The gate is part of a structure called El Baluarte del Conde (The Count's Bulwark), a fort in Ciudad Colonial, the colonial area of Santo Domingo. The fort was part of a larger system of fortifications that ran along a defensive wall which surrounded Ciudad Colonial. The Altar of the Fatherland and Independence Park are located there.
The construction of this site began in 1543 and the site was originally named Fort San Genaro. It was designed to defend Santo Domingo from invading armies and attacks by pirates and corsairs.
The murralla (defensive wall) was modified in 1655 after the English, led by William Penn and Robert Venables, undertook the Siege of Santo Domingo. The invasion was thwarted by Spanish troops commanded by the Captain General of the Colony, Don Bernardino de Meneses y Bracamonte, Count of Peñalva. Due to his valor, the site was named in his honor La Puerta del Conde. The muralla was appended to Fort San Genaro and the structures became indistinguishable and known since 1655 as La Puerta del Conde.

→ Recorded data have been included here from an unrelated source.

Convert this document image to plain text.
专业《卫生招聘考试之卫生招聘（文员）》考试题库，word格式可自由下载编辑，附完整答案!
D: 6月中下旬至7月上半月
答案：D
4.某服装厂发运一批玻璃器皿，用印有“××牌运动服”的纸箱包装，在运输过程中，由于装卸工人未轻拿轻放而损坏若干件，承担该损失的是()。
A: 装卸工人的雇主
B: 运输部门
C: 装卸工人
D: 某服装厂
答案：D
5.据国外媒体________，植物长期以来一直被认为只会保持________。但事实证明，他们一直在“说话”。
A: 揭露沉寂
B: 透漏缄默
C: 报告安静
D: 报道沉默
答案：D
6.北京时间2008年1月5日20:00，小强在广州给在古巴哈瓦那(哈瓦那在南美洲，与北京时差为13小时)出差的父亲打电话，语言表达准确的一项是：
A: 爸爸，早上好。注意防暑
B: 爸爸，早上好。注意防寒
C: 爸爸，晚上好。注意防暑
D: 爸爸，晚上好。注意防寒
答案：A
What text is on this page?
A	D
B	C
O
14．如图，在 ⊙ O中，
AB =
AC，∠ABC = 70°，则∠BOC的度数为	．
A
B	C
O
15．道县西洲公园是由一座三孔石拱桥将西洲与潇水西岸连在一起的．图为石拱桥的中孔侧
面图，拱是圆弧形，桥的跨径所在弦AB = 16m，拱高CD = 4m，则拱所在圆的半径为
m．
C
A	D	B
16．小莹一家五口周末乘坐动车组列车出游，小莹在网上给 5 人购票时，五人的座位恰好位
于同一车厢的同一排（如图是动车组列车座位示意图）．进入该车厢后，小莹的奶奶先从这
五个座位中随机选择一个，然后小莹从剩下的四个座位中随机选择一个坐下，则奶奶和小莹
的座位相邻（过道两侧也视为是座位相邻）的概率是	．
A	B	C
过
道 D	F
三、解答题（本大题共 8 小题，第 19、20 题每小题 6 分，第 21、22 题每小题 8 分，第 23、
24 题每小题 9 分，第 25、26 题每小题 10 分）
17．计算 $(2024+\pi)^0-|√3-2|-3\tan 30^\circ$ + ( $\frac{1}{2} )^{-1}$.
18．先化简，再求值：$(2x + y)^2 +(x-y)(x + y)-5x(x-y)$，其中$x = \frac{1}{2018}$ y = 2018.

El Baluarte del Conde was a typical model of the school of 17th-century bastion fortresses of Italian influence, which are preserved in the Caribbean as a major legacy of 17th-century fortifications. The city's defensive wall reached its full footprint by about the 18th century with the addition of various defensive structures, effectively enclosing Colonial Santo Domingo in a pentagonal wall. La Puerta del Conde was the western entrance into Colonial Santo Domingo. Not much remains of the defensive walls which once surrounded the entire city, except for several sections with gates and forts, including: La Puerta del Conde, La Puerta de la Misericordia, Fuerte San Jose, Fuerte Santa Barbara, Fuerte San Gil, etc.